Martha Bennett, originally published on Computer Weekly
One of the perils inherent in Big Data projects
About 20 years ago, we were running our first data mining pilot at the large insurer I was working for at the time. I’m reminded of this project whenever I listen to the advice given in connection with big data projects. “Know what questions you actually want answered before starting out” is cited by many as a best practice you ignore at your peril. And that’s sound advice, even in the context of projects whose main purpose is ‘discovery’. But it should be accompanied by a health warning: there will be answers that give you a lot more than you bargained for.
Let me go back to that data mining pilot. We discovered a bunch of things about our data. For example, that we needed to put in place better foundations for data mining – our data was just too ‘dirty’, the systems weren’t designed to capture much of the information the business people actually wanted, and so on. That was all worthwhile insight, and we knew what to do with that.
But the most valuable insight also turned out to be a showstopper. A key question the business had been asking was: is it possible to figure out which policyholders are likely to lapse their contract in the first year? We were able to identify the factors that made it probable (very probable, in fact) that a customer would stop paying their premiums or pension contributions within 12 months of taking out the product. But that was the easy part, as it turned out.
To cut a long story short: we ended up doing nothing. Nobody could agree what was an acceptable level of business to reject in order to reduce churn rates; how to deal with salespeople who were likely to complain about loss of commission; who would have the final decision whether to accept or reject; how to deal with any potential reputational issues (and that’s in the days before social media); the list goes on and on. All told, it was much easier just to leave things as they were.
What we experienced is exactly the kind of situation many organisations embarking upon ‘big data’ projects are facing today.
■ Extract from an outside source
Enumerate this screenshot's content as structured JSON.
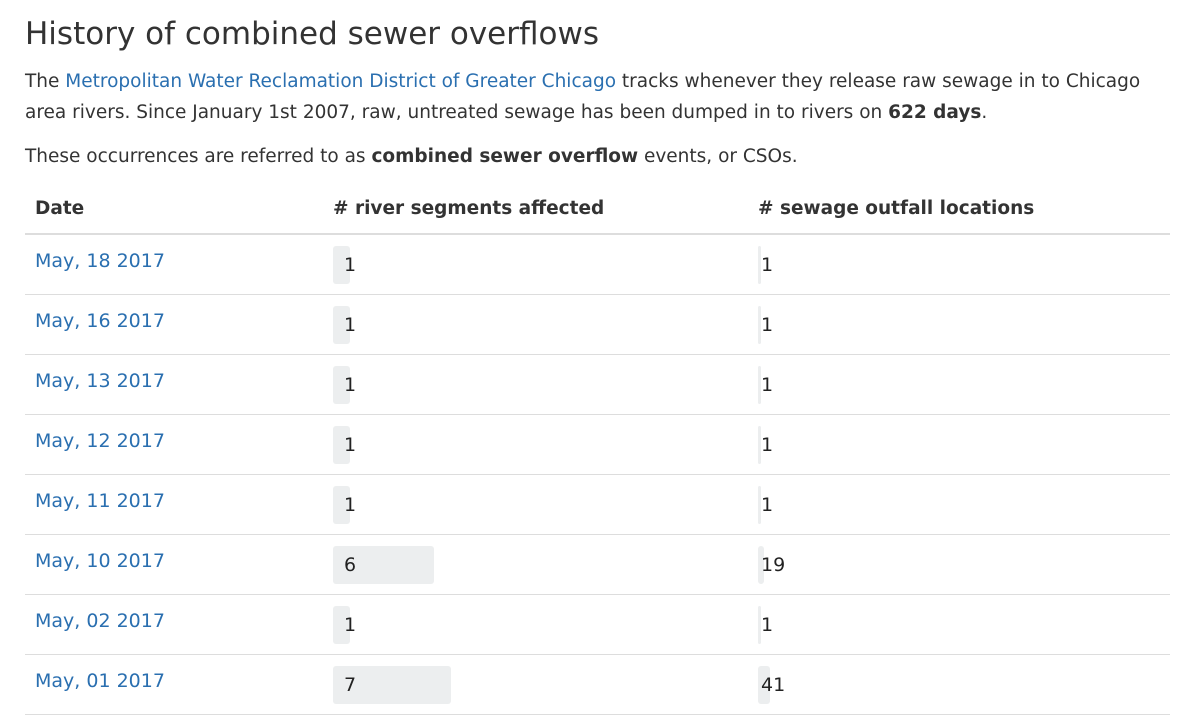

Knowing the answers to particular questions can have far-reaching implications for a company’s processes and decision making structures, as well as product portfolio and merchandising strategies, sales incentives, commission structures, and so on. But it’s likely that very few will have put in place any plans for how to deal with the consequences arising from the insights that have been gained. Aside from the waste of resources and potential missed opportunities, depending on the question that was asked, this lack of preparedness can also have a destabilising effect on the entire organisation.
It’s not realistic to expect every scenario to be catered for, and there’s no point in making detailed plans for eventualities which may never arise. Nevertheless, every time somebody says “if only we knew ….”, the question “what will we do if we get the answer?” should follow immediately. Or indeed “what can we do?”, as it may not actually be legal or ethical to exploit certain data.
The range of issues thrown up by the ensuing discussion is wide and varied, and it’s essential not to get bogged down in too much detail at this stage. What matters is agreement in principle on the degree to which the organisation is prepared to make changes or take risks. Putting in place a framework that allows decision makers to assess the ‘what if’ scenarios that arise from obtaining answers to particular questions puts in place the foundation for ensuring that organisations focus resources on the most important questions. It also means that executives as well as the specialists tasked with data work are in a position to take appropriate action when those answers do come in.